One of the things I find cynically, darkly entertaining is how often the standard advice is, not just random, not just useless, but exactly wrong. The diet they insist on to manage gallstones is known to cause gallstones. The treatment traditionally insisted on for diabetes is known to kill you faster the more exactly you comply. The saline typically used in hospitals, compared to an electrolyte balanced solution, is known to kill patients. They institutionally get saline wrong!

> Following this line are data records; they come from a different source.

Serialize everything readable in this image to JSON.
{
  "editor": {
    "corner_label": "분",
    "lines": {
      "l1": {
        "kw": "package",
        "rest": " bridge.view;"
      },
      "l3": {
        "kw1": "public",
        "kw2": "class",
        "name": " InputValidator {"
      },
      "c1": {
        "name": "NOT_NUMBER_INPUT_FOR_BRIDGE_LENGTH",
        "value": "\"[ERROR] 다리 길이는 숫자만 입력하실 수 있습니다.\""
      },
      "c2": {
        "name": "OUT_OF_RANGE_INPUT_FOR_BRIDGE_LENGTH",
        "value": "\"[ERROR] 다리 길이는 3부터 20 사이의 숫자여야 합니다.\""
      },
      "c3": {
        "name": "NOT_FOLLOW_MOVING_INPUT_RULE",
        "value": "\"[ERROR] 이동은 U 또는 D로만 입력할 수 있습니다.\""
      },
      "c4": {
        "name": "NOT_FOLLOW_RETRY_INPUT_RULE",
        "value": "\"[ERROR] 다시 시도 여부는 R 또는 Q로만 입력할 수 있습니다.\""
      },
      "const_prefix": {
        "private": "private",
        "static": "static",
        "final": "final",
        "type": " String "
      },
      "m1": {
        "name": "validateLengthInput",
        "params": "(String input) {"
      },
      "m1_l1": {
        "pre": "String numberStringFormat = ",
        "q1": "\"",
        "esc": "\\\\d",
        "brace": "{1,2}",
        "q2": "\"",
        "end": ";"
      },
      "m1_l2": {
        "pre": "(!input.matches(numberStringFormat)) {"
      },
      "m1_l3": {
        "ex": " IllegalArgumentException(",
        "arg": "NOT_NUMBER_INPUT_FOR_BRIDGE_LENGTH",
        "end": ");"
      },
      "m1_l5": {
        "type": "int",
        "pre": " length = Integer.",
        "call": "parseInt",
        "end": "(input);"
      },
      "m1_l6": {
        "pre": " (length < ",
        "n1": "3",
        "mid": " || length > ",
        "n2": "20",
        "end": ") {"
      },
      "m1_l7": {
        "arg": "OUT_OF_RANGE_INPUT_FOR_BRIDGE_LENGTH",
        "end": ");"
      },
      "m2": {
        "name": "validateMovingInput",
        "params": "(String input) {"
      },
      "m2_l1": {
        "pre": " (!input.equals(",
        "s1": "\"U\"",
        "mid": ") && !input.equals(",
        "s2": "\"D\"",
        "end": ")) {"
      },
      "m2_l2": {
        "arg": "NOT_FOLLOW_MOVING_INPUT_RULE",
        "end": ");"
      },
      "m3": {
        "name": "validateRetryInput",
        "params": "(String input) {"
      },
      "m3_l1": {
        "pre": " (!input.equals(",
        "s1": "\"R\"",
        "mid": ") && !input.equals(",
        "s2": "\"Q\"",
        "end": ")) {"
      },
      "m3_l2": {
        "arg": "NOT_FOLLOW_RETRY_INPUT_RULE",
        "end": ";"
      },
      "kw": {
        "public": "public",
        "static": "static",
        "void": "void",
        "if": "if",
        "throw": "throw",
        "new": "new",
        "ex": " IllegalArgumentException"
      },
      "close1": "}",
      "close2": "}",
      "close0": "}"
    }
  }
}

The absolute theatrics and bureaucracy required historically to institute handwashing in hospitals indicates a cultural problem, and the current state of affairs suggests to me that it remains. I am not talking about advancing scientific knowledge here - I am talking about accounting for things that are well known and can be checked with little effort so long as one is not intimidated by basic science. The prospect of professional mathematicians behaving this way is laughable. Everyone knows the discredited results and no one would dream of using them. The prospect of cybersecurity professionals taking years to apply a patch after a security flaw is discovered beggars belief. Yet here are the doctors, insisting with great pomp and authority on easily checkable wrong things, and they have apparently been doing so in many domains, for a very long time. I know there is value in medical advice, and in many situations I seek it, but it is enough to make one want to throw in the towel and consult the aromatherapists and their healing crystals - at least they won't insist on something destructive!

The words "scientific medicine" clearly do not mean what I would think they should mean.

One particularly aggravating manifestation of the medical industry's inability to be wrong is its tendency to blame patients. It is famous for doing so in the area of obesity. But one rather entertaining incident happened to me: I was in the hospital under observation and (for medical reasons) fasting. They had me on IV saline which, apart from the medication I was getting, was all I took in. After a day or so, I was informed I had developed a potassium deficiency, and given a supplement with the air of someone who needed to fix a bad diet.

My potassium had been just fine when I came into the hospital. At this point, I stood up and read the content of the saline bag, considered how many times I'd seen it changed, did a little noodling about sodium potassium balance, and dramatically downgraded my opinion of the experts in charge of my care.

> The prospect of cybersecurity professionals taking years to apply a patch after a security flaw is discovered beggars belief.

Not just years, but generations in some cases.